Elon Shore, the Hagshama Mid-Atlantic regional director, believes that having Israel as a central theme helps these young people connect with the Jewish community. He referred to studies demonstrating that an Israel experience is effective at connecting young adults to Judaism.

Students also respond very well to social concerns, according to Jeff Rubin, Hillel’s associate vice president for communications, citing a Hillel report.

This year, new to the GA, Hillel sponsored Just for a Day, a day of social action where 300 Jewish students from universities across the United States and Canada, who had come for entire GA conference, joined together on Sunday with another 700 college students, mostly from Southern California.

Just for a Day encompassed projects sponsored by six different organizations. These ranged from Project Angel Food, where students delivered hot meals to home-bound patients with AIDS, to Jewish World Watch, where, at Congregation B’nai David-Judea, students learned about advocating for Darfur. At all locations, students were joined by local celebrities, including “West Wing” actor Josh Malina and comedian David Brenner.

At the Los Angeles Regional Food Bank, located downtown, more than 100 students helped unpack cartons of donated canned and packaged foods and sorted them for Thanksgiving distribution.

“I think a lot of people look at college students as lazy,” said Nicole Landa, a USC junior. “As you can see here, students really do care.”

From the University of Arizona in Tucson, 60 students piled into vans after the school’s homecoming Saturday night and drove nine hours to participate in Just for a Day, according to U of A student Michelle Miller.

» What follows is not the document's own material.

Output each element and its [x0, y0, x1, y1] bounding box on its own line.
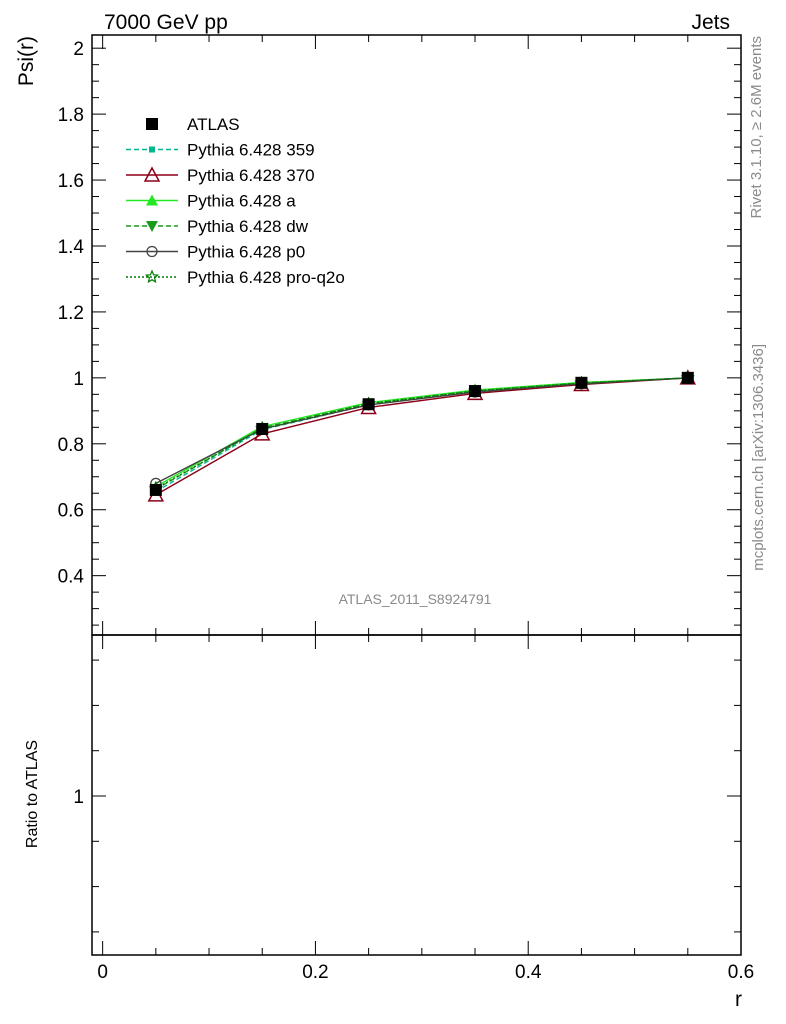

Half the group worked at the Midnight Mission on Skid Row, distributing hygiene packs that they had preassembled, and on Skid Row. The other half worked at the Downtown Women’s Center.

Then, after attending a concert that evening at the Henry Fonda Theater in Hollywood, where Guster, an alternative rock band, and The LeeVees, a Jewish holiday music band, entertained Hillel participants, they climbed back into their vans for the nine-hour return trip.

According to Hillel President Wayne Firestone, volunteer days such as this are effective ways to unite Jewish students across the denominational spectrum to work together under the banner of tikkun olam (healing the world).

“We feel that everywhere we go we should leave our mark,” he said.